Human-Like Gaze Behavior in Social Robots: A Deep Learning Approach Integrating Human and Non-Human Stimuli

Nonverbal behaviors, particularly gaze direction, play a crucial role in enhancing effective communication in social interactions. As social robots increasingly participate in these interactions, they must adapt their gaze based on human activities and remain receptive to all cues, whether human-generated or not, to ensure seamless and effective communication. This study aims to increase the similarity between robot and human gaze behavior across various social situations, including both human and non-human stimuli (e.g., conversations, pointing, door openings, and object drops). A key innovation in this study, is the investigation of gaze responses to non-human stimuli, a critical yet underexplored area in prior research. These scenarios, were simulated in the Unity software as a 3D animation and a 360-degree real-world video.

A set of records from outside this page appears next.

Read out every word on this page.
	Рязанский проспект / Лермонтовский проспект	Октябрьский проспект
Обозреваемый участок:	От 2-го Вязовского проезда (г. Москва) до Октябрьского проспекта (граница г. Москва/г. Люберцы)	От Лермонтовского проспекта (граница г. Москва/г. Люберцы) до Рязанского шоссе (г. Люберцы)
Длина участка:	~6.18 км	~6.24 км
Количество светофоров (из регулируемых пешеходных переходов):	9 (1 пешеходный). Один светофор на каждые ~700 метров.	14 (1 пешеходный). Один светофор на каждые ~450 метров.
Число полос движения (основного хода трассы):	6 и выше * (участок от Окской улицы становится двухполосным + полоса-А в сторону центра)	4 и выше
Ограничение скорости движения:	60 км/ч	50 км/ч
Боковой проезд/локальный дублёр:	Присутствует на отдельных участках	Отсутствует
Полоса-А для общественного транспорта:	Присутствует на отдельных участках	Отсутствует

Data on gaze directions from 41 participants were collected via virtual reality (VR) glasses. Preprocessed data, trained two neural networks-LSTM and Transformer-to build predictive models based on individuals' gaze patterns. In the animated scenario, the LSTM and Transformer models achieved prediction accuracies of 67.6% and 70.4%, respectively; In the real-world scenario, the LSTM and Transformer models achieved accuracies of 72% and 71.6%, respectively. Despite the gaze pattern differences among individuals, our models outperform existing approaches in accuracy while uniquely considering non-human stimuli, offering a significant advantage over previous literature. Furthermore, deployed on the NAO robot, the system was evaluated by 275 participants via a comprehensive questionnaire, with results demonstrating high satisfaction during interactions. This work advances social robotics by enabling robots to dynamically mimic human gaze behavior in complex social contexts.

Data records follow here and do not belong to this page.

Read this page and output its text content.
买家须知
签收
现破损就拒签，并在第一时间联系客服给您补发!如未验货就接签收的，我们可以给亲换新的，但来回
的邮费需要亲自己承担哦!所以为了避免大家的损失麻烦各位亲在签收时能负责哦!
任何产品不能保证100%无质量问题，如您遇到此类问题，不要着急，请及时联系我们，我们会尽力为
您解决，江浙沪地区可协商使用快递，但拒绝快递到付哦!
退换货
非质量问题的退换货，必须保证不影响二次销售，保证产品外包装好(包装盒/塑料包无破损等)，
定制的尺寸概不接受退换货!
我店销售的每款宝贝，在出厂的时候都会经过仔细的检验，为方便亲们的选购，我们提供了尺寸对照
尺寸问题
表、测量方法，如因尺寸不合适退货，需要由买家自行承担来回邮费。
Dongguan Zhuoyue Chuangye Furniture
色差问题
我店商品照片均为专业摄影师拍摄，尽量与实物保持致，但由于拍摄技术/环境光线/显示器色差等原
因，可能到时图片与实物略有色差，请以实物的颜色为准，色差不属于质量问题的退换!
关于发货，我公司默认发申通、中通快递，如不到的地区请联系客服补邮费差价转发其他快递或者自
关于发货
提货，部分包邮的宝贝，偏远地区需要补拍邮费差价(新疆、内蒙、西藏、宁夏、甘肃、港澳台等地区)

翻译：非语言行为，特别是注视方向，在增强社交互动中的有效沟通方面起着至关重要的作用。随着社交机器人越来越多地参与这些互动，它们必须根据人类活动调整其注视，并对所有线索（无论是否由人类产生）保持敏感，以确保无缝且有效的沟通。本研究旨在提高机器人与人类在各种社交情境下（包括人类与非人类刺激，例如对话、指向、开门和物体掉落）注视行为的相似性。本研究的一个关键创新在于探究对非人类刺激的注视反应，这是先前研究中一个关键但探索不足的领域。这些场景在Unity软件中模拟为3D动画和360度真实世界视频。通过虚拟现实（VR）眼镜收集了41名参与者的注视方向数据。预处理后的数据用于训练两个神经网络——LSTM和Transformer——以基于个体的注视模式构建预测模型。在动画场景中，LSTM和Transformer模型的预测准确率分别为67.6%和70.4%；在真实世界场景中，LSTM和Transformer模型的准确率分别为72%和71.6%。尽管个体间注视模式存在差异，我们的模型在准确率上优于现有方法，同时独特地考虑了非人类刺激，这相比先前文献提供了显著优势。此外，该系统部署于NAO机器人上，通过一份综合问卷由275名参与者进行评估，结果显示交互过程中的满意度很高。这项工作通过使机器人能够在复杂社交情境中动态模仿人类注视行为，推动了社交机器人学的发展。